Nascida como VidAngel, a empresa se dedicava a comercializar um filtro de controle de conteúdo de streaming para pais. Foi processada pelos estúdios por uso não autorizado de direitos autorais, o que a fez mudar de ramo, produzindo seus próprios conteúdos para famílias conservadoras. O estúdio se financia através de crowdfunding, o que funciona muito bem em nichos em torno de temas que mexem com convicções profundas, como é o caso dos valores conservadores. As pessoas colaboram porque estão convencidas de que estão fazendo um bem para o mundo. No final do filme, o ator Jim Caviezel aparece pedindo doações para o estúdio, para que ingressos possam ser doados. Um código QR na tela redireciona para uma página de doações. Vi vários no cinema apontando suas câmeras. Essa é a promoção possível para quem não tem verba de marketing. E tem funcionado.

A Angel comprou os direitos de Som Da Liberdade por US$ 5 milhões (dinheiro de crowdfunding) da Disney, que havia engavetado o projeto quando comprou a 20th Century Fox, estúdio que havia produzido grande parte do filme. Dando uma olhada na bilheteria até o momento (mais de US$ 200 milhões and counting), parece que a Disney, no mínimo, tomou uma decisão comercial errada. Se é que a decisão foi tomada somente por motivos comerciais, mas aí já estaríamos no campo das teorias da conspiração.

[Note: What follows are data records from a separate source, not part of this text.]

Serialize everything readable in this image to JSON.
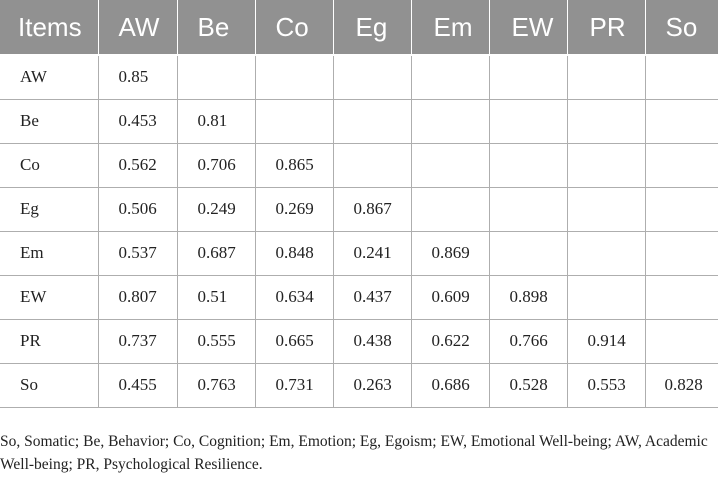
{
  "table": {
    "headers": [
      "Items",
      "AW",
      "Be",
      "Co",
      "Eg",
      "Em",
      "EW",
      "PR",
      "So"
    ],
    "rows": [
      [
        "AW",
        "0.85",
        "",
        "",
        "",
        "",
        "",
        "",
        ""
      ],
      [
        "Be",
        "0.453",
        "0.81",
        "",
        "",
        "",
        "",
        "",
        ""
      ],
      [
        "Co",
        "0.562",
        "0.706",
        "0.865",
        "",
        "",
        "",
        "",
        ""
      ],
      [
        "Eg",
        "0.506",
        "0.249",
        "0.269",
        "0.867",
        "",
        "",
        "",
        ""
      ],
      [
        "Em",
        "0.537",
        "0.687",
        "0.848",
        "0.241",
        "0.869",
        "",
        "",
        ""
      ],
      [
        "EW",
        "0.807",
        "0.51",
        "0.634",
        "0.437",
        "0.609",
        "0.898",
        "",
        ""
      ],
      [
        "PR",
        "0.737",
        "0.555",
        "0.665",
        "0.438",
        "0.622",
        "0.766",
        "0.914",
        ""
      ],
      [
        "So",
        "0.455",
        "0.763",
        "0.731",
        "0.263",
        "0.686",
        "0.528",
        "0.553",
        "0.828"
      ]
    ]
  },
  "footnote": "So, Somatic; Be, Behavior; Co, Cognition; Em, Emotion; Eg, Egoism; EW, Emotional Well-being; AW, Academic Well-being; PR, Psychological Resilience."
}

E por falar em teorias da conspiração, tente googlar “Sound of Freedom” e “QAnon”. Em largas pinceladas, QAnon é um movimento underground surgido em 2017, que defende que o mundo estaria dominado por adoradores de Satanás, que operariam uma grande rede de pedofilia no mundo. Trump seria o presidente que iria desmantelar essa rede, por isso a perseguição que a grande mídia, atores de Hollywood e grandes bilionários como George Soros (sim, sempre ele) travaram contra o ex-presidente.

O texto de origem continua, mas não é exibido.